Bernard Langlois, avec qui je suis fâché depuis, pour d’autres raisons, cherchait continûment des sous. Et il en trouvait. Sans lui, ce journal serait mort trente fois. Au début de 1990, profitant de son amitié avec le Premier ministre de l’époque, Michel Rocard, il obtint de Matignon une aide providentielle. De mémoire, voici ce dont je me souviens. Matignon – et Jean-Paul Huchon, qui dirigeait le cabinet de Rocard – avait organisé un complexe montage financier pour sauver Politis. La Macif, coopérative bien connue, alors proche des rocardiens, apporterait cinq millions de francs de l’époque. Le promoteur Pellerin – celui de La Défense, oui ! – 500 000 francs. Et l’entreprise Spie-Batignolles 500 000 francs aussi.
Je pourrais mentir et prétendre que je n’ai rien su. Mais non. Si je n’ai rien connu des détails, j’ai appris les grandes lignes de cet accord plus ou moins secret, et l’ai donc accepté. Politis, journal à gauche de la gauche, s’apprêtait à être sauvé par de francs ennemis. Sur fond d’occultes rapports de forces politiques et même judiciaires.
À ma décharge, je précise un point. Au printemps 1990, tandis que Langlois trouvait les formes de cet accord contre-nature, j’avais dessiné avec Jean-Paul Besset les contours d’un coup d’État. Nous étions convaincus, tous deux, qu’il fallait rompre le cordon qui nous liait à l’extrême-gauche, et nous étranglait au passage. Nous voulions un autre journal. Écologiste. Révolutionnaire, à bien y réfléchir. L’objectif était de changer le titre du journal en septembre 1990, et d’avancer. Je jubilais à l’avance.
Et puis est venu Brioude. Je ne vérifie pas, me fiant à ma mémoire. Dans le courant de mai, un homme m’a appelé depuis cette petite ville d’Auvergne, puis est venu me voir au siège du journal, rue Villiers-de-l’Isle-Adam, près de la place Gambetta, à Paris. Il s’appelait Jean Coudert. C’était inouï. Un laboratoire de solvants industriels, la Speichim, manipulait en pleine ville des produits chimiques parmi les plus dangereux de la planète.
J’y suis allé, à l’invitation de Jean.
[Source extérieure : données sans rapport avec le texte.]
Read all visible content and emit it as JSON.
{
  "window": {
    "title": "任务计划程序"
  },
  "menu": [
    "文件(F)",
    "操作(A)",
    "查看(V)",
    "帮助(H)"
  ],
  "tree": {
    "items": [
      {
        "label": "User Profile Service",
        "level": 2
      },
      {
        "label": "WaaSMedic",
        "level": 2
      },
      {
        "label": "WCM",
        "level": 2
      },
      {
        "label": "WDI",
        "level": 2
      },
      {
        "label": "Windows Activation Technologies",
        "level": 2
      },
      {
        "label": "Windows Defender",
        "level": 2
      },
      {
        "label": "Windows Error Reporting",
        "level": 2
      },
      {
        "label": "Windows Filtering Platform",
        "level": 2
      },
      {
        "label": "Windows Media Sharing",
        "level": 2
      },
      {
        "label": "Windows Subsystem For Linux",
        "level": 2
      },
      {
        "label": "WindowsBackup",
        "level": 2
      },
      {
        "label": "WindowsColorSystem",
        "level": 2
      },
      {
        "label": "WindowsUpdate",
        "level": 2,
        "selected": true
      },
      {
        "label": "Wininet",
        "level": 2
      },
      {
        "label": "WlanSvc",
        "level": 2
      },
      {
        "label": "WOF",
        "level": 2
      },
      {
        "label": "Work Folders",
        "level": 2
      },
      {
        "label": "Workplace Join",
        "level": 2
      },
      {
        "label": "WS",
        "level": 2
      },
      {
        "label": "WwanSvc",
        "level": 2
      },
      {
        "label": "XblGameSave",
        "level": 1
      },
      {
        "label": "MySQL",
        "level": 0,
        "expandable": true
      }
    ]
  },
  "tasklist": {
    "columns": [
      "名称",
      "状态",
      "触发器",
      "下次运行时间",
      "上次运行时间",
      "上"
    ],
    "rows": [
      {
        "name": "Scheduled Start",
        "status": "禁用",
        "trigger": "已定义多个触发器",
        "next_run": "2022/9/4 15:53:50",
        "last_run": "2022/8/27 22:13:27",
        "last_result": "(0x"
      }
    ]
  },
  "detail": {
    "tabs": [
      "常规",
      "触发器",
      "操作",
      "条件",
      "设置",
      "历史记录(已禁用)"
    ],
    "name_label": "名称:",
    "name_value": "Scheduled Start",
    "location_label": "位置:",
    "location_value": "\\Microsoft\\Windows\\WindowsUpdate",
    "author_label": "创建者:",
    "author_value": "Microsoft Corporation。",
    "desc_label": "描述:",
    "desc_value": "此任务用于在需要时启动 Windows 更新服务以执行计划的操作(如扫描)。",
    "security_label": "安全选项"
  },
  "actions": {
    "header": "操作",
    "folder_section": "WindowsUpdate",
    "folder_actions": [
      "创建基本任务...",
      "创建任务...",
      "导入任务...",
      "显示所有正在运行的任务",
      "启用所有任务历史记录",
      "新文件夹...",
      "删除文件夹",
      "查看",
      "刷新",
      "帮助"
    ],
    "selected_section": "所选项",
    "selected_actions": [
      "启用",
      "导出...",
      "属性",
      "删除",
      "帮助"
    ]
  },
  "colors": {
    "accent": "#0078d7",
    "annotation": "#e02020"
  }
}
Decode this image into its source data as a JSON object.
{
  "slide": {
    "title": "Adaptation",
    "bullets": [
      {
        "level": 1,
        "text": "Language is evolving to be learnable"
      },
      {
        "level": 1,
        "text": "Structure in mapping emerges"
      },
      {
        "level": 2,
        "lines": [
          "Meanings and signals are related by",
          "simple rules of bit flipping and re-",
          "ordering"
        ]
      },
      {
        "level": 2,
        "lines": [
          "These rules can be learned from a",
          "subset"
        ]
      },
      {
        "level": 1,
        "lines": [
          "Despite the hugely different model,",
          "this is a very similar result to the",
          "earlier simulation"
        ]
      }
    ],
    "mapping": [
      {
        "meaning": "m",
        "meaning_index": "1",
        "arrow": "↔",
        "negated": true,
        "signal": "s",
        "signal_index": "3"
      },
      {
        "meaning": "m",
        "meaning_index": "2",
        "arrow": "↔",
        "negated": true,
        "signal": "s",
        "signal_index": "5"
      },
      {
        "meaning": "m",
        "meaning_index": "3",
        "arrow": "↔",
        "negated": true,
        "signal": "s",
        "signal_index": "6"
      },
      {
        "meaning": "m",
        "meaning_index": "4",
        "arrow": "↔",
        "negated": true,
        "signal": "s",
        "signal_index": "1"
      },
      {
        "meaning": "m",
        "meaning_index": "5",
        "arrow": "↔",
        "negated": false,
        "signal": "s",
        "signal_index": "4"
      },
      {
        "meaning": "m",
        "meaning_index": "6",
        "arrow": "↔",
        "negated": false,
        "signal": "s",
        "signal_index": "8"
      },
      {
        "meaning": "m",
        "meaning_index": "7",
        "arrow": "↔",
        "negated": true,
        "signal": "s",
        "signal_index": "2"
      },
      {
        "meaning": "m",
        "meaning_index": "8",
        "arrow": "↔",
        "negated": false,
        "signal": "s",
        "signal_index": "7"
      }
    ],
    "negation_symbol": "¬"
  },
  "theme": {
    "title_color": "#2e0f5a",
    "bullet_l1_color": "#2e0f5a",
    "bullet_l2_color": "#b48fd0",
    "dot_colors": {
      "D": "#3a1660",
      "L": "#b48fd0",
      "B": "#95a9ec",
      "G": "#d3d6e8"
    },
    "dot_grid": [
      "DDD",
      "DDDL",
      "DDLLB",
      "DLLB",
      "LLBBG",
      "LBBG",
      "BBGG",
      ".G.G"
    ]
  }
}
Je me souviens du directeur de l’usine, qui m’avait invité à déjeuner, et qui pensait, avec toute la naïveté des gens en place, qu’il m’avait convaincu. Eh non ! Le spectre de Bhopal n’était pas loin. Tout un quartier était meurtri. Des gens se disaient malades. Des gens étaient tombés dans leurs jardins. Les témoignages, concordants, impressionnaient. Mais sur place, j’avais aussi appris que la Speichim, responsable du malheur, appartenait à Spie-Batignolles, notre futur propriétaire.
Futur, car rien n’était conclu. Malgré les pressions de Matignon, Spie et Pellerin n’avaient aucune envie de payer pour un journal de sans-culottes. Je suis rentré à Paris avec un article sous le bras, qui incendiait – le jeu de mots est involontaire – Spie. Et je suis allé voir l’ami Jean-Paul. Besset avait la pipe au bec, comme à chaque moment du jour, et il m’a répondu quelque chose comme : « Eh ben, comme ça, on verra bien si on est indépendants de nos actionnaires ! ». Et je suis allé voir Bernard Langlois, qui en avait déjà tant vu. Il n’a pas hésité davantage. L’affaire était vraie. L’affaire était grave. Elle serait donc dans Politis.
Elle a paru, sur quatre pages bien serrées, sous ce titre que je vous laisse découvrir : Brioude, une bombe au coeur de la ville ? C’était une bombe, le mot était bien trouvé. Au bout du compte, pour Jean Coudert et les habitants du quartier nord de Brioude, cet article changea la donne, dans le bon sens. Mais pour nous, à Politis, ce fut une catastrophe.
Le dossier sur Brioude parut fin juin, et nous partîmes en vacances le coeur léger, espérant je vous le rappelle le lancement d’un nouveau journal en septembre. Mais Spie envoya tout promener, et comme dans un château de cartes, Pellerin et la Macif suivirent le mouvement. Dépôt de bilan. Besset, moi et au total la moitié de l’équipe s’égaillèrent aux quatre vents. Il n’y aurait pas de journal écologiste en France cette année-là.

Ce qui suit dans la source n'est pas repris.